Fibromyalgia is a condition with symptoms such as fatigue, impaired sleep and an inability to concentrate, but it is most known for widespread chronic pain. There is no known cure and its cause is a mystery.
But more light is being shed on the disease as a report published in the journal Pain explains how researchers from McGill University Health Centre in Canada discovered a difference in gut bacteria between the 2-4 percent of the population who suffer and those who don’t.
Scientists found 19 different strains of bacteria in greater or lesser quantities in those suffering from the disease compared to the healthy control group. There were 77 fibromyalgia sufferers among the 156 study participants and researchers studied stool, blood, saliva and urine samples from both. Some of the healthy study participants lived in the same house as the fibromyalgia patients and were even related as parents, siblings or offspring.
"We used a range of techniques, including Artificial Intelligence, to confirm that the changes we saw in the microbiomes of fibromyalgia patients were not caused by factors such as diet, medication, physical activity, age, and so on, which are known to affect the microbiome," says Dr. Amir Minerbi, from the Alan Edwards Pain Management Unit at the McGill University Health Centre (MUHC). "We found that fibromyalgia and the symptoms of fibromyalgia—pain, fatigue and cognitive difficulties—contribute more than any of the other factors to the variations we see in the microbiomes of those with the disease. We also saw that the severity of a patient's symptoms was directly correlated with an increased presence or a more pronounced absence of certain bacteria—something which has never been reported before."
Scientists are not sure at this point if the difference in gut bacteria is just a marker for fibromyalgia or if it is actually a cause in some way.

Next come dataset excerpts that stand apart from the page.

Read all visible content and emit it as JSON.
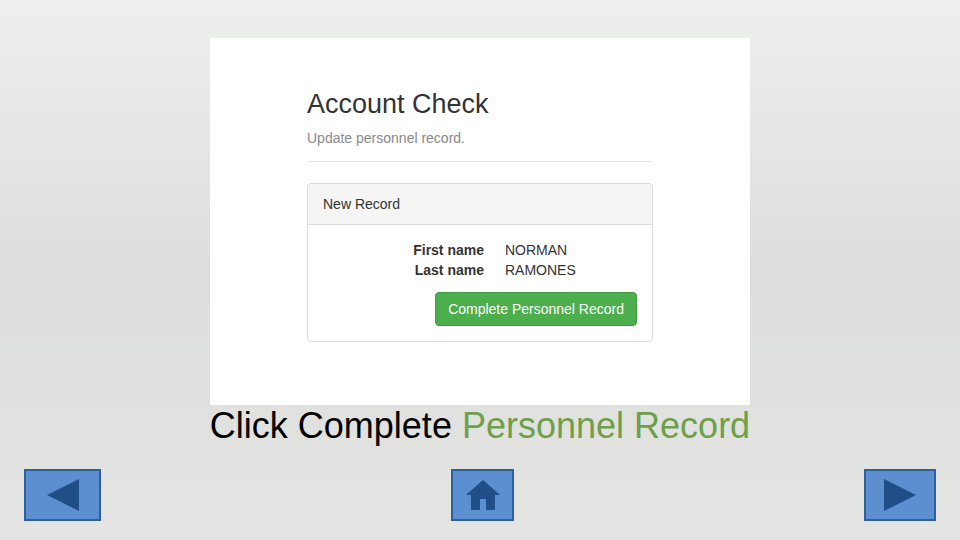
{
  "card": {
    "title": "Account Check",
    "subtitle": "Update personnel record."
  },
  "panel": {
    "heading": "New Record",
    "fields": [
      {
        "label": "First name",
        "value": "NORMAN"
      },
      {
        "label": "Last name",
        "value": "RAMONES"
      }
    ],
    "button": "Complete Personnel Record"
  },
  "caption": [
    {
      "text": "Click Complete",
      "color": "#000000"
    },
    {
      "text": "Personnel Record",
      "color": "#6f9f4a"
    }
  ]
}
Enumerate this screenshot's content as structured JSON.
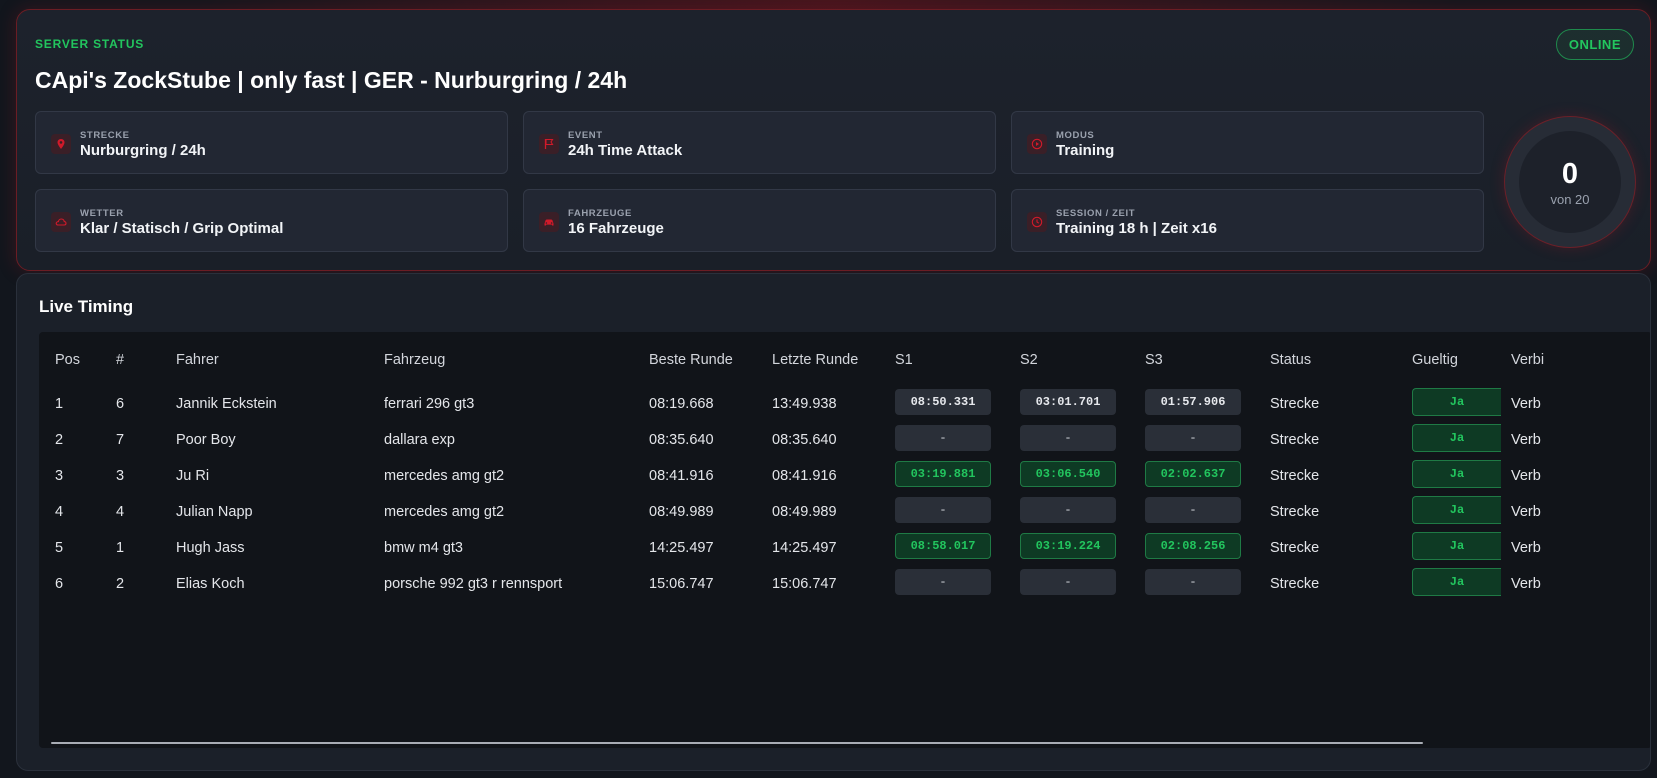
{
  "server": {
    "label": "SERVER STATUS",
    "title": "CApi's ZockStube | only fast | GER - Nurburgring / 24h",
    "status": "ONLINE",
    "accent_color": "#22c55e",
    "brand_color": "#c8102e",
    "info": [
      {
        "label": "STRECKE",
        "value": "Nurburgring / 24h",
        "icon": "location-pin-icon"
      },
      {
        "label": "EVENT",
        "value": "24h Time Attack",
        "icon": "flag-icon"
      },
      {
        "label": "MODUS",
        "value": "Training",
        "icon": "play-circle-icon"
      },
      {
        "label": "WETTER",
        "value": "Klar / Statisch / Grip Optimal",
        "icon": "cloud-icon"
      },
      {
        "label": "FAHRZEUGE",
        "value": "16 Fahrzeuge",
        "icon": "car-icon"
      },
      {
        "label": "SESSION / ZEIT",
        "value": "Training 18 h | Zeit x16",
        "icon": "clock-icon"
      }
    ],
    "players": {
      "count": "0",
      "max_label": "von 20"
    }
  },
  "timing": {
    "title": "Live Timing",
    "columns": [
      "Pos",
      "#",
      "Fahrer",
      "Fahrzeug",
      "Beste Runde",
      "Letzte Runde",
      "S1",
      "S2",
      "S3",
      "Status",
      "Gueltig",
      "Verbi"
    ],
    "rows": [
      {
        "pos": "1",
        "num": "6",
        "driver": "Jannik Eckstein",
        "car": "ferrari 296 gt3",
        "best": "08:19.668",
        "last": "13:49.938",
        "s1": "08:50.331",
        "s2": "03:01.701",
        "s3": "01:57.906",
        "sector_style": "neutral",
        "status": "Strecke",
        "valid": "Ja",
        "conn": "Verb"
      },
      {
        "pos": "2",
        "num": "7",
        "driver": "Poor Boy",
        "car": "dallara exp",
        "best": "08:35.640",
        "last": "08:35.640",
        "s1": "-",
        "s2": "-",
        "s3": "-",
        "sector_style": "plain",
        "status": "Strecke",
        "valid": "Ja",
        "conn": "Verb"
      },
      {
        "pos": "3",
        "num": "3",
        "driver": "Ju Ri",
        "car": "mercedes amg gt2",
        "best": "08:41.916",
        "last": "08:41.916",
        "s1": "03:19.881",
        "s2": "03:06.540",
        "s3": "02:02.637",
        "sector_style": "green",
        "status": "Strecke",
        "valid": "Ja",
        "conn": "Verb"
      },
      {
        "pos": "4",
        "num": "4",
        "driver": "Julian Napp",
        "car": "mercedes amg gt2",
        "best": "08:49.989",
        "last": "08:49.989",
        "s1": "-",
        "s2": "-",
        "s3": "-",
        "sector_style": "plain",
        "status": "Strecke",
        "valid": "Ja",
        "conn": "Verb"
      },
      {
        "pos": "5",
        "num": "1",
        "driver": "Hugh Jass",
        "car": "bmw m4 gt3",
        "best": "14:25.497",
        "last": "14:25.497",
        "s1": "08:58.017",
        "s2": "03:19.224",
        "s3": "02:08.256",
        "sector_style": "green",
        "status": "Strecke",
        "valid": "Ja",
        "conn": "Verb"
      },
      {
        "pos": "6",
        "num": "2",
        "driver": "Elias Koch",
        "car": "porsche 992 gt3 r rennsport",
        "best": "15:06.747",
        "last": "15:06.747",
        "s1": "-",
        "s2": "-",
        "s3": "-",
        "sector_style": "plain",
        "status": "Strecke",
        "valid": "Ja",
        "conn": "Verb"
      }
    ]
  }
}
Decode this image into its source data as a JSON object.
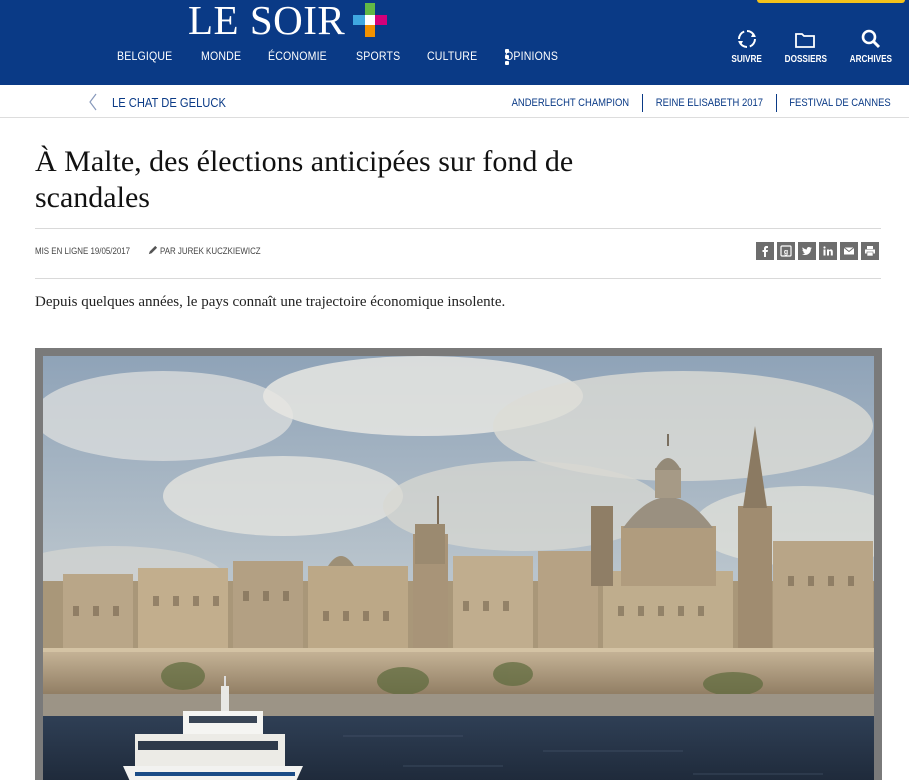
{
  "header": {
    "logo_text": "LE SOIR",
    "nav": [
      "BELGIQUE",
      "MONDE",
      "ÉCONOMIE",
      "SPORTS",
      "CULTURE",
      "OPINIONS"
    ],
    "tools": [
      {
        "label": "SUIVRE",
        "icon": "refresh-icon"
      },
      {
        "label": "DOSSIERS",
        "icon": "folder-icon"
      },
      {
        "label": "ARCHIVES",
        "icon": "search-icon"
      }
    ],
    "colors": {
      "brand": "#0a3a86",
      "accent_yellow": "#f4c21b",
      "plus_green": "#62b846",
      "plus_pink": "#d4007a",
      "plus_orange": "#f29100"
    }
  },
  "subnav": {
    "back_label": "LE CHAT DE GELUCK",
    "trends": [
      "ANDERLECHT CHAMPION",
      "REINE ELISABETH 2017",
      "FESTIVAL DE CANNES"
    ]
  },
  "article": {
    "title": "À Malte, des élections anticipées sur fond de scandales",
    "meta_date": "MIS EN LIGNE 19/05/2017",
    "meta_author": "PAR JUREK KUCZKIEWICZ",
    "share_icons": [
      "facebook-icon",
      "googleplus-icon",
      "twitter-icon",
      "linkedin-icon",
      "email-icon",
      "print-icon"
    ],
    "lead": "Depuis quelques années, le pays connaît une trajectoire économique insolente."
  }
}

They hope to explore what role the bacteria play in the development of chronic pain and fibromyalgia and if there is a way to speed up the diagnosis of the disease or even develop a cure.
"We sorted through large amounts of data, identifying 19 species that were either increased or decreased in individuals with fibromyalgia," says Emmanuel Gonzalez, from the Canadian Center for Computational Genomics and the Department of Human Genetics at McGill University. "By using machine learning, our computer was able to make a diagnosis of fibromyalgia, based only on the composition of the microbiome, with an accuracy of 87 per cent. As we build on this first discovery with more research, we hope to improve upon this accuracy, potentially creating a step-change in diagnosis."
"People with fibromyalgia suffer not only from the symptoms of their disease but also from the difficulty of family, friends and medical teams to comprehend their symptoms," says Yoram Shir, Director of the Alan Edwards Pain Management Unit at the MUHC. "As pain physicians, we are frustrated by our inability to help, and this frustration is a good fuel for research. This is the first evidence, at least in humans, that the microbiome could have an effect on diffuse pain, and we really need new ways to look at chronic pain."